Simple, Daily Delights Of Life In Medellín
Every Sunday from 8 a.m. until 1 p.m., a bustling farmer’s market springs to life at Parque Presidenta, in the heart of El Poblado, Medellín, Colombia. This mercados campesinos is a feast for the senses. Tables are piled high with colorful vegetables and fruits, and the earthy aromas of coffee and baked goods greet you as you approach.
The market draws multigenerational families, dog owners and their four-legged friends, as well as runners and walkers attending Ciclovia, the weekly event that closes the southbound lanes of Avenida El Poblado to all motorized traffic every Sunday morning.
The market area is busy each Sunday, with children and dogs running and playing in the grassy areas all around. Kids laugh and squeal with delight, and dogs spin in circles and bark, as if to say, “Yes, free at last!” Dogs are allowed off leash here, but the pets, like the children, are very well behaved.
If you are here to shop, you need to jump right in and work your way up to the tables, carts, crates, bags, and platforms of food amongst the crowd of others bartering and buying. You can’t be shy. The vendors create quite a ruckus, hawking their items for sale and yelling prices back to questioning patrons. Shoppers search for specific vegetables and pick through boxes for the freshest fruits. Spanish is the predominate language, of course, but you do hear a few English words float by on the breezes. When people realize that you speak English, most try to use the few phrases they know, always with big smiles on their faces.
Colombians take their shopping seriously. However, if I catch someone’s eye and smile, they break into a grin and say, “Buenos dias, como esta?” The vendors are eager to help you choose their produce instead of the items at the next table, but they’ll cross-sell to their neighbors if they don’t have what you’re looking for. When we have struggled with our limited Spanish, often someone nearby steps up to help interpret. It can be a challenge, this weekly shopping trip, but we have been able to communicate well enough to buy what we want without too much trouble. And these weekly market visits are definitely helping to improve our Spanish.
In addition to the farmers and their fresh produce, the market hosts folks selling ready-to-eat food. Kiosks offer freshly prepared arepas, sausages, fruit juices, brewed coffee and tea, empanadas, and doughnuts. After a sweaty workout at Ciclovia, we like to reward ourselves with gourmet helado (ice cream). I usually choose the basil ice cream (it’s seriously good) or Nutella flavor, while my husband opts for the fresh fruit frozen yogurt of the day.

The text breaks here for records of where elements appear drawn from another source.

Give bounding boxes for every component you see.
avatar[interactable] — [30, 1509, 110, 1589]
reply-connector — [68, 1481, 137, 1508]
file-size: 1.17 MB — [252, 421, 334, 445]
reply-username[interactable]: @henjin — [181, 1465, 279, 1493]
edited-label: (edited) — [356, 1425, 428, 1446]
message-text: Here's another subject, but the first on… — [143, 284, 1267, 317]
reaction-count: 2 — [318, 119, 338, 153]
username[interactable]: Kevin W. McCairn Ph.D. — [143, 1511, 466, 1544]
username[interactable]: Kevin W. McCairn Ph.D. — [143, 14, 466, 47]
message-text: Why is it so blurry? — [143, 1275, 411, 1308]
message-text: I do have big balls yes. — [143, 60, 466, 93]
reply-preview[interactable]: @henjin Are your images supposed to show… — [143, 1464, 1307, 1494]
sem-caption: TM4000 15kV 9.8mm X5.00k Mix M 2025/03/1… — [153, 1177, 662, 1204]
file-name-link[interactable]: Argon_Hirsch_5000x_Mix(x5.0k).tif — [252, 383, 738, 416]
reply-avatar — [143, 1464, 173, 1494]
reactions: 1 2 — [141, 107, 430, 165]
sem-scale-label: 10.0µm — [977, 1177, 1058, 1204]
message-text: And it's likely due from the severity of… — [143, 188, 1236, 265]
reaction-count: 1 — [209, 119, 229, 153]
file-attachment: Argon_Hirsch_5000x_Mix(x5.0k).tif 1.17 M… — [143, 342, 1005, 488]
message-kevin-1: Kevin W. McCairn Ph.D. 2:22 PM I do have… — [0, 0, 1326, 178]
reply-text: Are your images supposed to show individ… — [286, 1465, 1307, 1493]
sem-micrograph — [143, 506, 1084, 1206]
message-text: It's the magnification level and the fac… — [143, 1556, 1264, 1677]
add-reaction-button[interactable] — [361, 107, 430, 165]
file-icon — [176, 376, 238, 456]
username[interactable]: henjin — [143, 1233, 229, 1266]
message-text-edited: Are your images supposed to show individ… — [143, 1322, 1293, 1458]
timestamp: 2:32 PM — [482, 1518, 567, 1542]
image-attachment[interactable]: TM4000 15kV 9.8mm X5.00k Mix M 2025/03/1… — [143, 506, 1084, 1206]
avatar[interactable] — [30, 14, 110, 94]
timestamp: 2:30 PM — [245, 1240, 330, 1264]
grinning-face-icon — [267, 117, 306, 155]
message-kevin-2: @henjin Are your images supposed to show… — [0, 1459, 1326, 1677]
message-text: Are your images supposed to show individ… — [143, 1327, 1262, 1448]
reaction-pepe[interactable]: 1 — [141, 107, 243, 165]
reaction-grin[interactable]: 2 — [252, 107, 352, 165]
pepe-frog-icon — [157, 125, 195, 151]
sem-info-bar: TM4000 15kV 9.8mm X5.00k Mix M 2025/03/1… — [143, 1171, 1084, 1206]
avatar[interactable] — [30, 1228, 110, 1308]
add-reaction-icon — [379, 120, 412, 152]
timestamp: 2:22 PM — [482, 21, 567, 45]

The wide variety of veggies on display each week is impressive and includes options I had never seen before moving to Colombia and had no idea how to prepare, but I’m learning. You can also buy local coffee (whole beans and pre-ground), homemade granola, sweet and savory breads, eggs, jams and jellies, sauces (including a fantastic basil pesto), as well as herbs, home remedies, and other natural products.
The best part about the mercado is that everything is organic, fresh, and reasonably priced. A week’s worth of fruit, vegetables, and eggs (not to mention all of the entertainment at the market) costs us around 30,000 pesos. That amounts right now to US$12.45. Believe me, it is money well spent.
The mercados campesinos is open every Sunday under the canvas awnings in Parque Presidenta, which is located just north of the Hotel Dann Carlton on Carrera 43B, Avenida el Poblado. Medellín also hosts other farmer’s markets, on different days, at different locations throughout the city.